The heart of Barcelona’s Old Town, Plaça del Rei is the city’s best preserved medieval square. The 14th-century Palau Reial Major (Royal Mayor Palace), which dominates the square was home to the counts of Barcelona and the Kings of Aragon. The Plaça is now an unofficial open-air museum of fine gothic architecture.
Any exploration of Barcelona’s Gothic Quarter (Barri Gotic) wouldn’t be complete without a stop at Plaça del Rei. Historic walking tours through this atmospheric neighborhood of narrow streets almost always stop here, along with other points of interest like the Roman walls, Temple d’August, and the Palatine Chapel of Santa Agata. The plaza itself is free to enter, but some of the buildings surrounding it charge separate admissions.
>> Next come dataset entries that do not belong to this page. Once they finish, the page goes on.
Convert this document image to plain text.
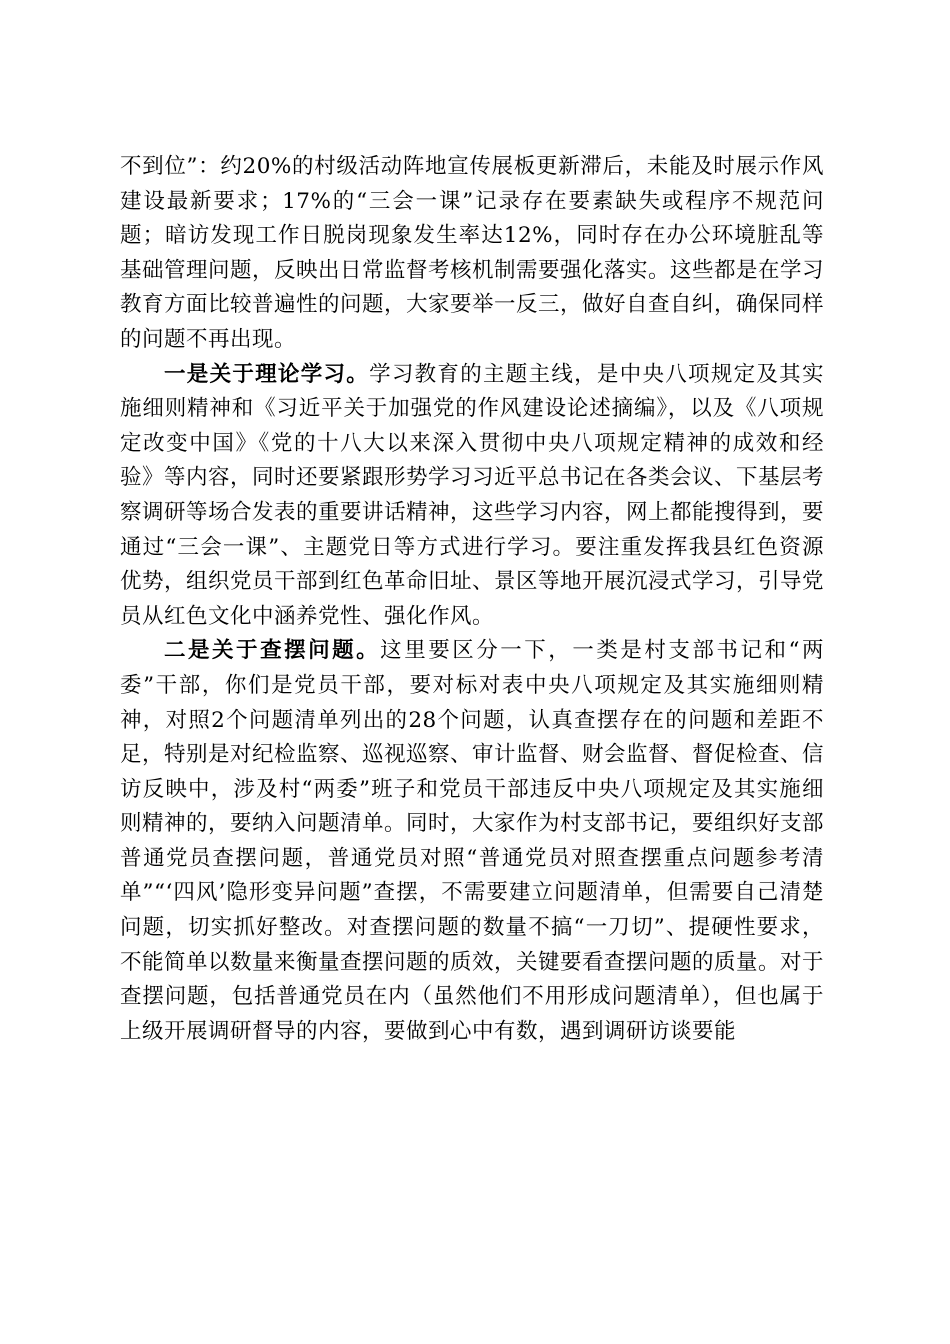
不到位”：约20%的村级活动阵地宣传展板更新滞后，未能及时展示作风建设最新要求；17%的“三会一课”记录存在要素缺失或程序不规范问题；暗访发现工作日脱岗现象发生率达12%，同时存在办公环境脏乱等基础管理问题，反映出日常监督考核机制需要强化落实。这些都是在学习教育方面比较普遍性的问题，大家要举一反三，做好自查自纠，确保同样的问题不再出现。

一是关于理论学习。学习教育的主题主线，是中央八项规定及其实施细则精神和《习近平关于加强党的作风建设论述摘编》，以及《八项规定改变中国》《党的十八大以来深入贯彻中央八项规定精神的成效和经验》等内容，同时还要紧跟形势学习习近平总书记在各类会议、下基层考察调研等场合发表的重要讲话精神，这些学习内容，网上都能搜得到，要通过“三会一课”、主题党日等方式进行学习。要注重发挥我县红色资源优势，组织党员干部到红色革命旧址、景区等地开展沉浸式学习，引导党员从红色文化中涵养党性、强化作风。

二是关于查摆问题。这里要区分一下，一类是村支部书记和“两委”干部，你们是党员干部，要对标对表中央八项规定及其实施细则精神，对照2个问题清单列出的28个问题，认真查摆存在的问题和差距不足，特别是对纪检监察、巡视巡察、审计监督、财会监督、督促检查、信访反映中，涉及村“两委”班子和党员干部违反中央八项规定及其实施细则精神的，要纳入问题清单。同时，大家作为村支部书记，要组织好支部普通党员查摆问题，普通党员对照“普通党员对照查摆重点问题参考清单”“‘四风’隐形变异问题”查摆，不需要建立问题清单，但需要自己清楚问题，切实抓好整改。对查摆问题的数量不搞“一刀切”、提硬性要求，不能简单以数量来衡量查摆问题的质效，关键要看查摆问题的质量。对于查摆问题，包括普通党员在内（虽然他们不用形成问题清单），但也属于上级开展调研督导的内容，要做到心中有数，遇到调研访谈要能
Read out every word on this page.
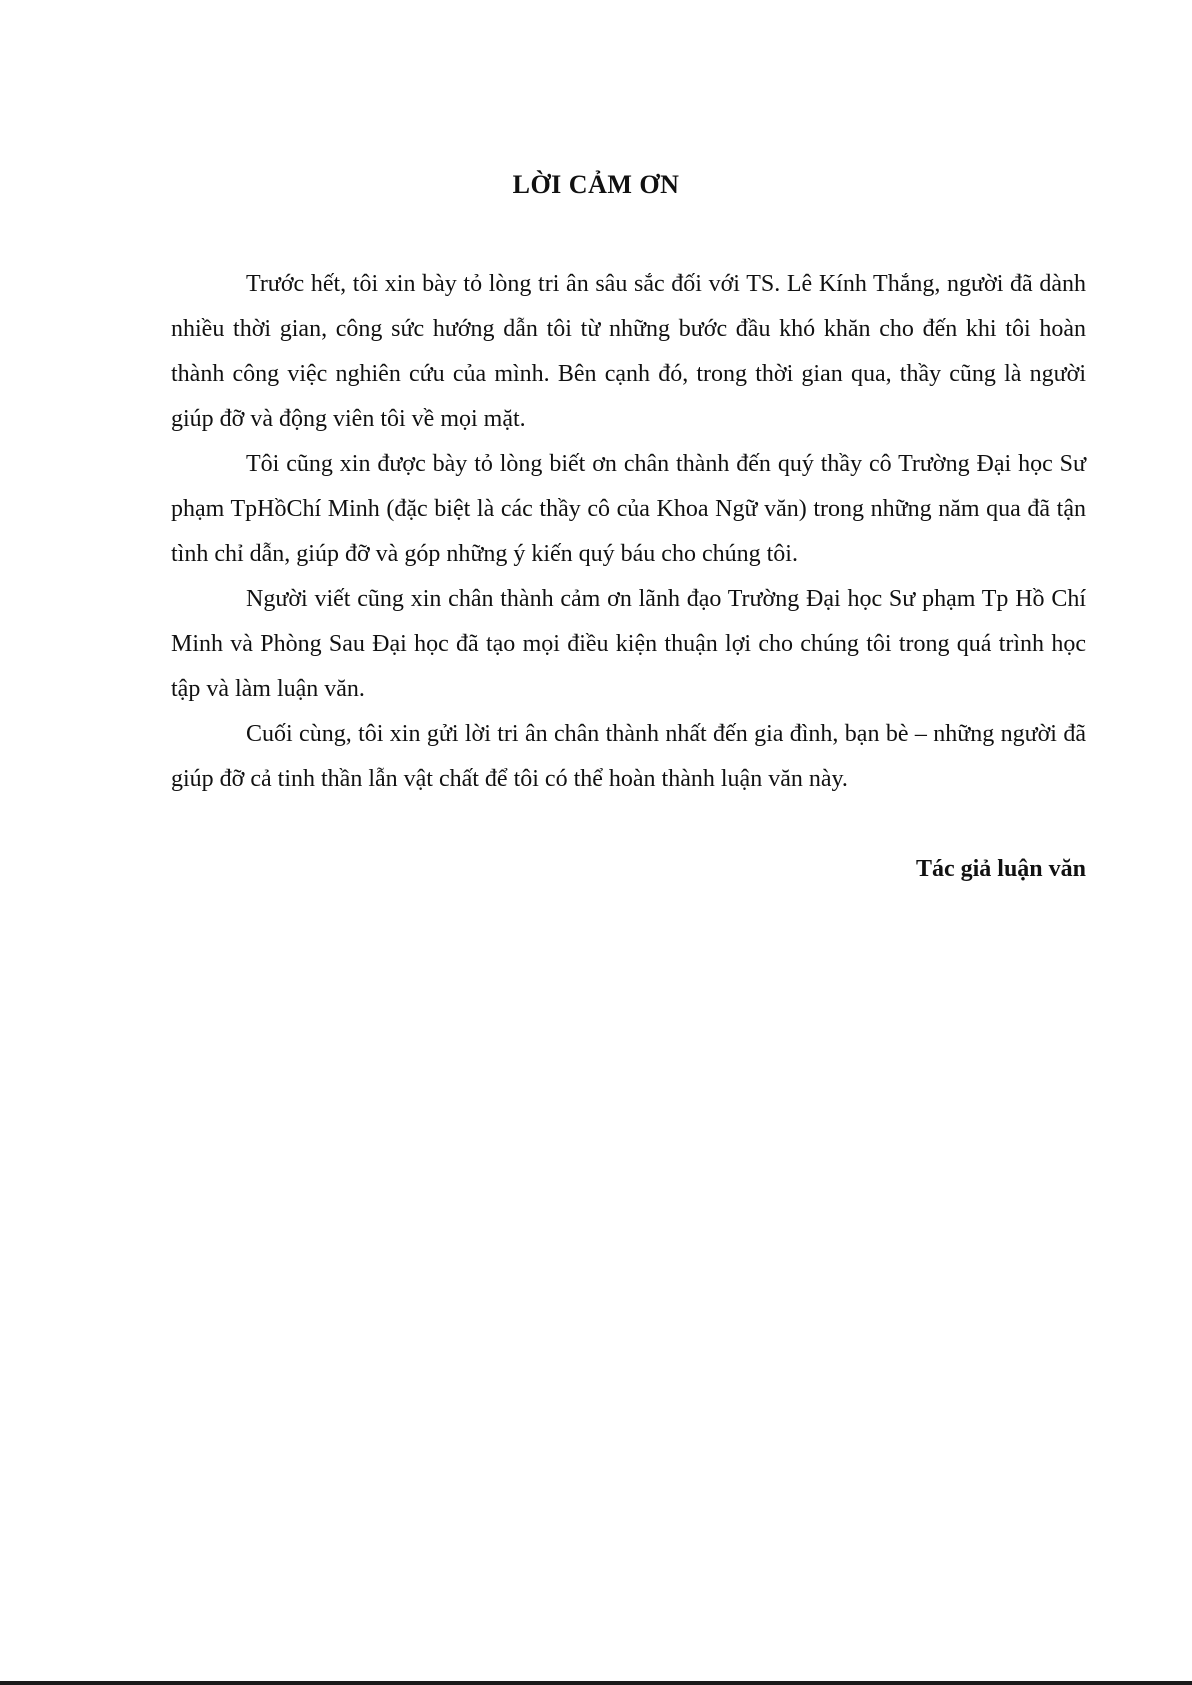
LỜI CẢM ƠN

Trước hết, tôi xin bày tỏ lòng tri ân sâu sắc đối với TS. Lê Kính Thắng, người đã dành nhiều thời gian, công sức hướng dẫn tôi từ những bước đầu khó khăn cho đến khi tôi hoàn thành công việc nghiên cứu của mình. Bên cạnh đó, trong thời gian qua, thầy cũng là người giúp đỡ và động viên tôi về mọi mặt.

Tôi cũng xin được bày tỏ lòng biết ơn chân thành đến quý thầy cô Trường Đại học Sư phạm TpHồChí Minh (đặc biệt là các thầy cô của Khoa Ngữ văn) trong những năm qua đã tận tình chỉ dẫn, giúp đỡ và góp những ý kiến quý báu cho chúng tôi.

Người viết cũng xin chân thành cảm ơn lãnh đạo Trường Đại học Sư phạm Tp Hồ Chí Minh và Phòng Sau Đại học đã tạo mọi điều kiện thuận lợi cho chúng tôi trong quá trình học tập và làm luận văn.

Cuối cùng, tôi xin gửi lời tri ân chân thành nhất đến gia đình, bạn bè – những người đã giúp đỡ cả tinh thần lẫn vật chất để tôi có thể hoàn thành luận văn này.

Tác giả luận văn
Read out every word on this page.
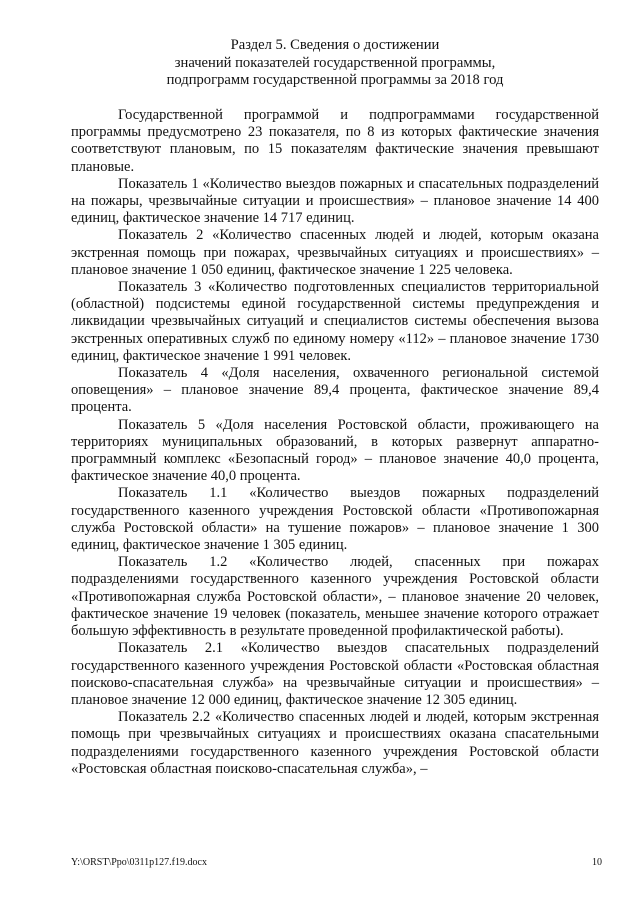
Раздел 5. Сведения о достижении
значений показателей государственной программы,
подпрограмм государственной программы за 2018 год

Государственной программой и подпрограммами государственной программы предусмотрено 23 показателя, по 8 из которых фактические значения соответствуют плановым, по 15 показателям фактические значения превышают плановые.

Показатель 1 «Количество выездов пожарных и спасательных подразделений на пожары, чрезвычайные ситуации и происшествия» – плановое значение 14 400 единиц, фактическое значение 14 717 единиц.

Показатель 2 «Количество спасенных людей и людей, которым оказана экстренная помощь при пожарах, чрезвычайных ситуациях и происшествиях» – плановое значение 1 050 единиц, фактическое значение 1 225 человека.

Показатель 3 «Количество подготовленных специалистов территориальной (областной) подсистемы единой государственной системы предупреждения и ликвидации чрезвычайных ситуаций и специалистов системы обеспечения вызова экстренных оперативных служб по единому номеру «112» – плановое значение 1730 единиц, фактическое значение 1 991 человек.

Показатель 4 «Доля населения, охваченного региональной системой оповещения» – плановое значение 89,4 процента, фактическое значение 89,4 процента.

Показатель 5 «Доля населения Ростовской области, проживающего на территориях муниципальных образований, в которых развернут аппаратно-программный комплекс «Безопасный город» – плановое значение 40,0 процента, фактическое значение 40,0 процента.

Показатель 1.1 «Количество выездов пожарных подразделений государственного казенного учреждения Ростовской области «Противопожарная служба Ростовской области» на тушение пожаров» – плановое значение 1 300 единиц, фактическое значение 1 305 единиц.

Показатель 1.2 «Количество людей, спасенных при пожарах подразделениями государственного казенного учреждения Ростовской области «Противопожарная служба Ростовской области», – плановое значение 20 человек, фактическое значение 19 человек (показатель, меньшее значение которого отражает большую эффективность в результате проведенной профилактической работы).

Показатель 2.1 «Количество выездов спасательных подразделений государственного казенного учреждения Ростовской области «Ростовская областная поисково-спасательная служба» на чрезвычайные ситуации и происшествия» – плановое значение 12 000 единиц, фактическое значение 12 305 единиц.

Показатель 2.2 «Количество спасенных людей и людей, которым экстренная помощь при чрезвычайных ситуациях и происшествиях оказана спасательными подразделениями государственного казенного учреждения Ростовской области «Ростовская областная поисково-спасательная служба», –

Y:\ORST\Ppo\0311p127.f19.docx	10
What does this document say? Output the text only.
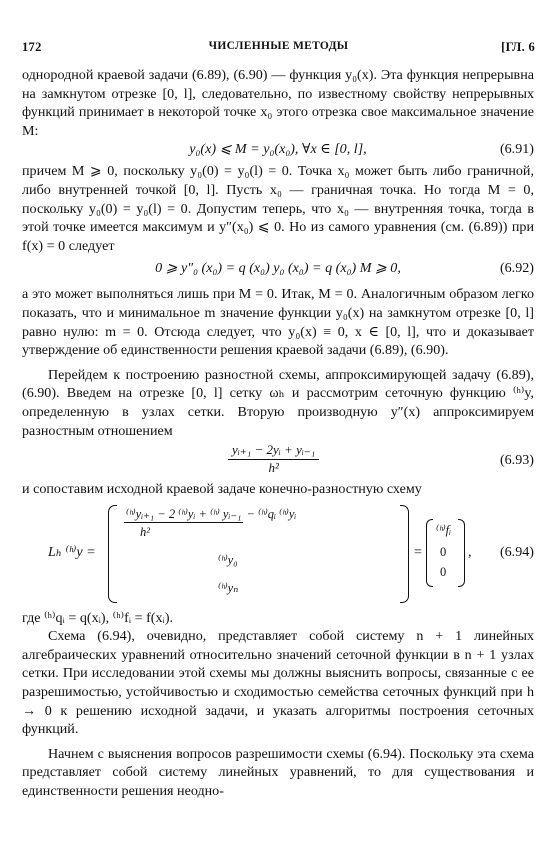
172	ЧИСЛЕННЫЕ МЕТОДЫ	[ГЛ. 6

однородной краевой задачи (6.89), (6.90) — функция y₀(x). Эта функция непрерывна на замкнутом отрезке [0, l], следовательно, по известному свойству непрерывных функций принимает в некоторой точке x₀ этого отрезка свое максимальное значение M:

y₀(x) ⩽ M = y₀(x₀), ∀x ∈ [0, l],	(6.91)

причем M ⩾ 0, поскольку y₀(0) = y₀(l) = 0. Точка x₀ может быть либо граничной, либо внутренней точкой [0, l]. Пусть x₀ — граничная точка. Но тогда M = 0, поскольку y₀(0) = y₀(l) = 0. Допустим теперь, что x₀ — внутренняя точка, тогда в этой точке имеется максимум и y″(x₀) ⩽ 0. Но из самого уравнения (см. (6.89)) при f(x) = 0 следует

0 ⩾ y″₀ (x₀) = q (x₀) y₀ (x₀) = q (x₀) M ⩾ 0,	(6.92)

а это может выполняться лишь при M = 0. Итак, M = 0. Аналогичным образом легко показать, что и минимальное m значение функции y₀(x) на замкнутом отрезке [0, l] равно нулю: m = 0. Отсюда следует, что y₀(x) ≡ 0, x ∈ [0, l], что и доказывает утверждение об единственности решения краевой задачи (6.89), (6.90).

Перейдем к построению разностной схемы, аппроксимирующей задачу (6.89), (6.90). Введем на отрезке [0, l] сетку ωₕ и рассмотрим сеточную функцию ⁽ʰ⁾y, определенную в узлах сетки. Вторую производную y″(x) аппроксимируем разностным отношением

$\frac{\text{yᵢ₊₁ − 2yᵢ + yᵢ₋₁}}{\text{h²}}$	(6.93)

и сопоставим исходной краевой задаче конечно-разностную схему

Lₕ ⁽ʰ⁾y =
⁽ʰ⁾yᵢ₊₁ − 2 ⁽ʰ⁾yᵢ + ⁽ʰ⁾ yᵢ₋₁ − ⁽ʰ⁾qᵢ ⁽ʰ⁾yᵢ
h²
⁽ʰ⁾y₀
⁽ʰ⁾yₙ
=
⁽ʰ⁾fᵢ
0
0
, (6.94)

где ⁽ʰ⁾qᵢ = q(xᵢ), ⁽ʰ⁾fᵢ = f(xᵢ).

Схема (6.94), очевидно, представляет собой систему n + 1 линейных алгебраических уравнений относительно значений сеточной функции в n + 1 узлах сетки. При исследовании этой схемы мы должны выяснить вопросы, связанные с ее разрешимостью, устойчивостью и сходимостью семейства сеточных функций при h → 0 к решению исходной задачи, и указать алгоритмы построения сеточных функций.

Начнем с выяснения вопросов разрешимости схемы (6.94). Поскольку эта схема представляет собой систему линейных уравнений, то для существования и единственности решения неодно-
Things to Know Before You Go
- Plaça del Rei is a must-see for history buffs, architecture aficionados, and first-time visitors.
- Wear comfortable shoes when exploring the neighborhood on foot; the streets surrounding the plaza are often cobbled or uneven.
- Plaça del Rei and many of its buildings, including the Palau Reial Major, are wheelchair accessible.
How to Get There
Plaça del Rei is centrally located and easy to reach on foot from just about anywhere in the Old City. To get there by public transportation, take the Barcelona metro to Jaume I station (Line 4).
When to Get There
It’s best to visit the plaza during the day when its surrounding historic structures are open to visitors. The neighborhood tends to get busy during the high season in July and August, so plan to visit during the spring or autumn shoulder seasons to enjoy the plaza and surrounding neighborhood without the crowds.
Plaça del Rei and Christopher Columbus
According to local lore, it was in this plaza in Barcelona that Christopher Columbus was received by King Ferdinand and Queen Isabella when he returned from his first voyage to the New World. If the story is to be believed, Columbus greeted the Spanish royals on the steps at the corner of the square.